I recommend a month.

BTW climate change deniers are full of $#!t

#17 | Posted by RightisTrite at 2020-03-31 04:34 PM | Reply

On This Day in 1867 U.S. Bought Alaska from Russia and 140 years later this transaction enabled Sarah Palin to be able to see Russia from her house.

#18 | Posted by JeffJ at 2020-03-31 04:42 PM | Reply

When Alaska became a state in 1959 my father almost moved our family there (I was 12 at the time). He went so far as to look into the sort of jobs he could get there as they were looking for certain skills and trades, and since he was a heavy equipment operator and a trained diesel mechanic, he soon learned that he would have no problem getting a good job. However, something came-up, can't recall what it was, but he never followed-up.
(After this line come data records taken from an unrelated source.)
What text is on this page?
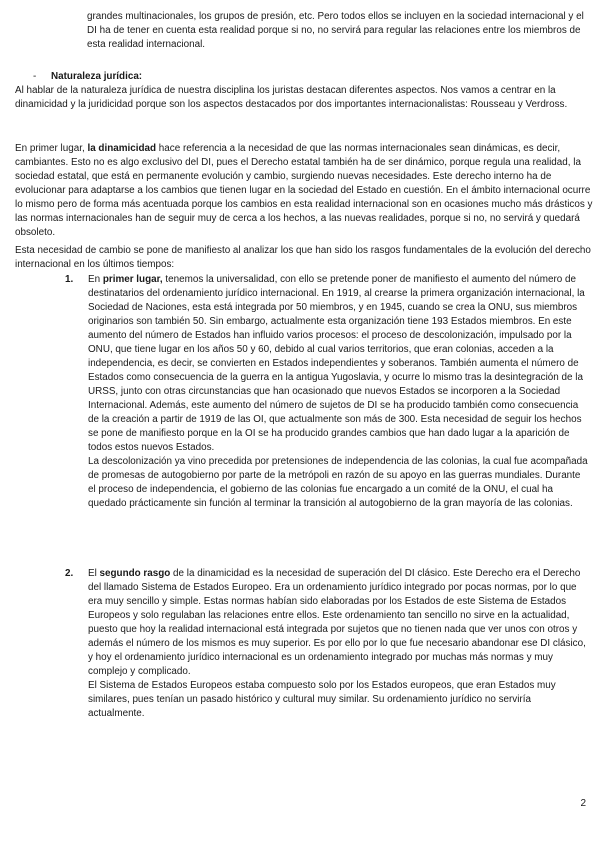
grandes multinacionales, los grupos de presión, etc. Pero todos ellos se incluyen en la sociedad internacional y el DI ha de tener en cuenta esta realidad porque si no, no servirá para regular las relaciones entre los miembros de esta realidad internacional.

- Naturaleza jurídica:

Al hablar de la naturaleza jurídica de nuestra disciplina los juristas destacan diferentes aspectos. Nos vamos a centrar en la dinamicidad y la juridicidad porque son los aspectos destacados por dos importantes internacionalistas: Rousseau y Verdross.

En primer lugar, la dinamicidad hace referencia a la necesidad de que las normas internacionales sean dinámicas, es decir, cambiantes. Esto no es algo exclusivo del DI, pues el Derecho estatal también ha de ser dinámico, porque regula una realidad, la sociedad estatal, que está en permanente evolución y cambio, surgiendo nuevas necesidades. Este derecho interno ha de evolucionar para adaptarse a los cambios que tienen lugar en la sociedad del Estado en cuestión. En el ámbito internacional ocurre lo mismo pero de forma más acentuada porque los cambios en esta realidad internacional son en ocasiones mucho más drásticos y las normas internacionales han de seguir muy de cerca a los hechos, a las nuevas realidades, porque si no, no servirá y quedará obsoleto.

Esta necesidad de cambio se pone de manifiesto al analizar los que han sido los rasgos fundamentales de la evolución del derecho internacional en los últimos tiempos:

1.	En primer lugar, tenemos la universalidad, con ello se pretende poner de manifiesto el aumento del número de destinatarios del ordenamiento jurídico internacional. En 1919, al crearse la primera organización internacional, la Sociedad de Naciones, esta está integrada por 50 miembros, y en 1945, cuando se crea la ONU, sus miembros originarios son también 50. Sin embargo, actualmente esta organización tiene 193 Estados miembros. En este aumento del número de Estados han influido varios procesos: el proceso de descolonización, impulsado por la ONU, que tiene lugar en los años 50 y 60, debido al cual varios territorios, que eran colonias, acceden a la independencia, es decir, se convierten en Estados independientes y soberanos. También aumenta el número de Estados como consecuencia de la guerra en la antigua Yugoslavia, y ocurre lo mismo tras la desintegración de la URSS, junto con otras circunstancias que han ocasionado que nuevos Estados se incorporen a la Sociedad Internacional. Además, este aumento del número de sujetos de DI se ha producido también como consecuencia de la creación a partir de 1919 de las OI, que actualmente son más de 300. Esta necesidad de seguir los hechos se pone de manifiesto porque en la OI se ha producido grandes cambios que han dado lugar a la aparición de todos estos nuevos Estados.

La descolonización ya vino precedida por pretensiones de independencia de las colonias, la cual fue acompañada de promesas de autogobierno por parte de la metrópoli en razón de su apoyo en las guerras mundiales. Durante el proceso de independencia, el gobierno de las colonias fue encargado a un comité de la ONU, el cual ha quedado prácticamente sin función al terminar la transición al autogobierno de la gran mayoría de las colonias.

2.	El segundo rasgo de la dinamicidad es la necesidad de superación del DI clásico. Este Derecho era el Derecho del llamado Sistema de Estados Europeo. Era un ordenamiento jurídico integrado por pocas normas, por lo que era muy sencillo y simple. Estas normas habían sido elaboradas por los Estados de este Sistema de Estados Europeos y solo regulaban las relaciones entre ellos. Este ordenamiento tan sencillo no sirve en la actualidad, puesto que hoy la realidad internacional está integrada por sujetos que no tienen nada que ver unos con otros y además el número de los mismos es muy superior. Es por ello por lo que fue necesario abandonar ese DI clásico, y hoy el ordenamiento jurídico internacional es un ordenamiento integrado por muchas más normas y muy complejo y complicado.

El Sistema de Estados Europeos estaba compuesto solo por los Estados europeos, que eran Estados muy similares, pues tenían un pasado histórico y cultural muy similar. Su ordenamiento jurídico no serviría actualmente.

2
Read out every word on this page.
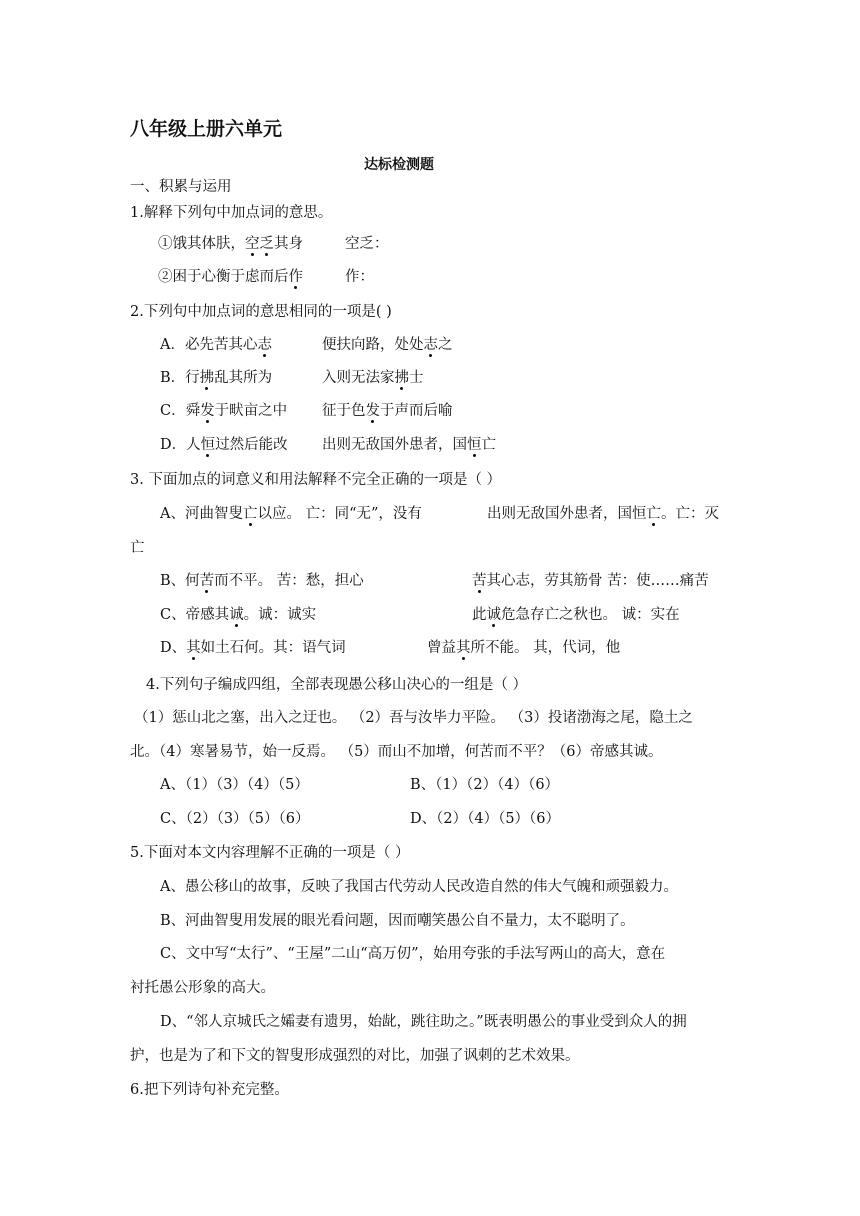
八年级上册六单元
达标检测题
一、积累与运用
1.解释下列句中加点词的意思。
①饿其体肤，空乏其身	空乏：
②困于心衡于虑而后作	作：
2.下列句中加点词的意思相同的一项是( )
A．必先苦其心志	便扶向路，处处志之
B．行拂乱其所为	入则无法家拂士
C．舜发于畎亩之中 征于色发于声而后喻
D．人恒过然后能改 出则无敌国外患者，国恒亡
3. 下面加点的词意义和用法解释不完全正确的一项是（ ）
A、河曲智叟亡以应。 亡：同“无”，没有	出则无敌国外患者，国恒亡。亡：灭
亡
B、何苦而不平。 苦：愁，担心	苦其心志，劳其筋骨 苦：使……痛苦
C、帝感其诚。诚：诚实	此诚危急存亡之秋也。 诚：实在
D、其如土石何。其：语气词	曾益其所不能。 其，代词，他
4.下列句子编成四组，全部表现愚公移山决心的一组是（ ）
（1）惩山北之塞，出入之迂也。 （2）吾与汝毕力平险。 （3）投诸渤海之尾，隐土之
北。（4）寒暑易节，始一反焉。 （5）而山不加增，何苦而不平？（6）帝感其诚。
A、（1）（3）（4）（5）	B、（1）（2）（4）（6）
C、（2）（3）（5）（6）	D、（2）（4）（5）（6）
5.下面对本文内容理解不正确的一项是（ ）
A、愚公移山的故事，反映了我国古代劳动人民改造自然的伟大气魄和顽强毅力。
B、河曲智叟用发展的眼光看问题，因而嘲笑愚公自不量力，太不聪明了。
C、文中写“太行”、“王屋”二山“高万仞”，始用夸张的手法写两山的高大，意在
衬托愚公形象的高大。
D、“邻人京城氏之孀妻有遗男，始龀，跳往助之。”既表明愚公的事业受到众人的拥
护，也是为了和下文的智叟形成强烈的对比，加强了讽刺的艺术效果。
6.把下列诗句补充完整。
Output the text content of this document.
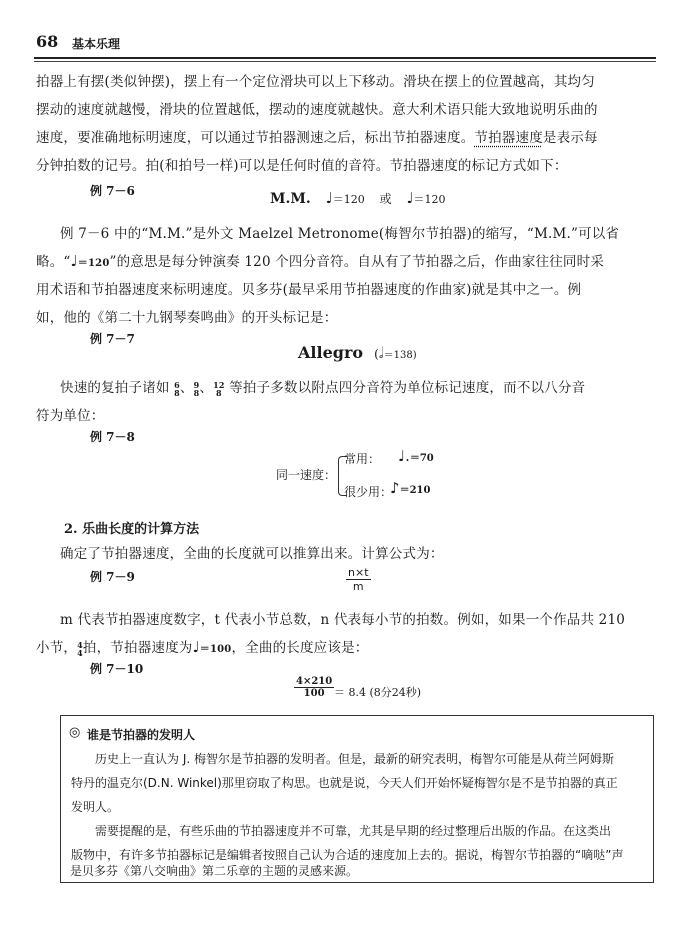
68 基本乐理
拍器上有摆(类似钟摆)，摆上有一个定位滑块可以上下移动。滑块在摆上的位置越高，其均匀
摆动的速度就越慢，滑块的位置越低，摆动的速度就越快。意大利术语只能大致地说明乐曲的
速度，要准确地标明速度，可以通过节拍器测速之后，标出节拍器速度。节拍器速度是表示每
分钟拍数的记号。拍(和拍号一样)可以是任何时值的音符。节拍器速度的标记方式如下：
例 7－6	M.M. ♩＝120 或 ♩＝120
例 7－6 中的“M.M.”是外文 Maelzel Metronome(梅智尔节拍器)的缩写，“M.M.”可以省
略。“♩＝120”的意思是每分钟演奏 120 个四分音符。自从有了节拍器之后，作曲家往往同时采
用术语和节拍器速度来标明速度。贝多芬(最早采用节拍器速度的作曲家)就是其中之一。例
如，他的《第二十九钢琴奏鸣曲》的开头标记是：
例 7－7
Allegro (𝅗𝅥＝138)
快速的复拍子诸如 6
8 、 9
8 、 12
8 等拍子多数以附点四分音符为单位标记速度，而不以八分音
符为单位：
例 7－8
同一速度：
常用： ♩.＝70
很少用：
♪＝210
2. 乐曲长度的计算方法
确定了节拍器速度，全曲的长度就可以推算出来。计算公式为：
例 7－9	$\frac{n\times t}{m}$
m 代表节拍器速度数字，t 代表小节总数，n 代表每小节的拍数。例如，如果一个作品共 210
小节， 4
4 拍，节拍器速度为♩＝100，全曲的长度应该是：
例 7－10
$\frac{4\times 210}{100} = 8.4$ (8分24秒)
◎ 谁是节拍器的发明人
历史上一直认为 J. 梅智尔是节拍器的发明者。但是，最新的研究表明，梅智尔可能是从荷兰阿姆斯
特丹的温克尔(D.N. Winkel)那里窃取了构思。也就是说，今天人们开始怀疑梅智尔是不是节拍器的真正
发明人。
需要提醒的是，有些乐曲的节拍器速度并不可靠，尤其是早期的经过整理后出版的作品。在这类出
版物中，有许多节拍器标记是编辑者按照自己认为合适的速度加上去的。据说，梅智尔节拍器的“嘀哒”声
是贝多芬《第八交响曲》第二乐章的主题的灵感来源。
For years, my mother always talked about visiting Alaska, even after my father passed-away, she kept saying that some day she was going, if for no other reason than to see what she had missed.

Anyway, my wife and I decided that we would like to visit Alaska ourselves and so in the fall of 1999, we decided that in the Spring we would book a cruise, up the Inside Passage, to visit at least part of the state. And of course we told my mother what our plans were and that we would love for her to come with us. She lived in Michigan, but she came out to California almost every year anyway, so the plan was, she would fly out in the Spring, spend a couple of weeks or so, we would then all fly up to Vancouver, board the ship there, take the cruise, then fly back to SoCal, spend another week or so and then she'd fly back to Michigan.

So that was the plan. We didn't want to book the trip too far in advance as something might come-up so we put it off. And sure enough, something came up. Around the middle of March my mother started to feel ill and she went to the doctor who just couldn't find anything wrong but knew there was a problem and since she had really good insurance (my father had worked for the state of Michigan for 30 years and retired with great insurance that paid 100% of everything, included as part of his pension benefits) so the doctor sent he to a diagnostic medical center associated with the Mayo Clinic. Unfortunately, her condition did not improve and 10 days later she died from a very rare and hard to detect form of cancer.

After that we told ourselves that while it would have been great that have taken her with us, we were still going on that trip, so we did, in June 2000, my wife and I, and my wife's sister and her husband (they were also from Michigan), took that inside passage cruise from Vancouver up to Skagway and back.

Moral of the story; don't wait too long, it might never happen.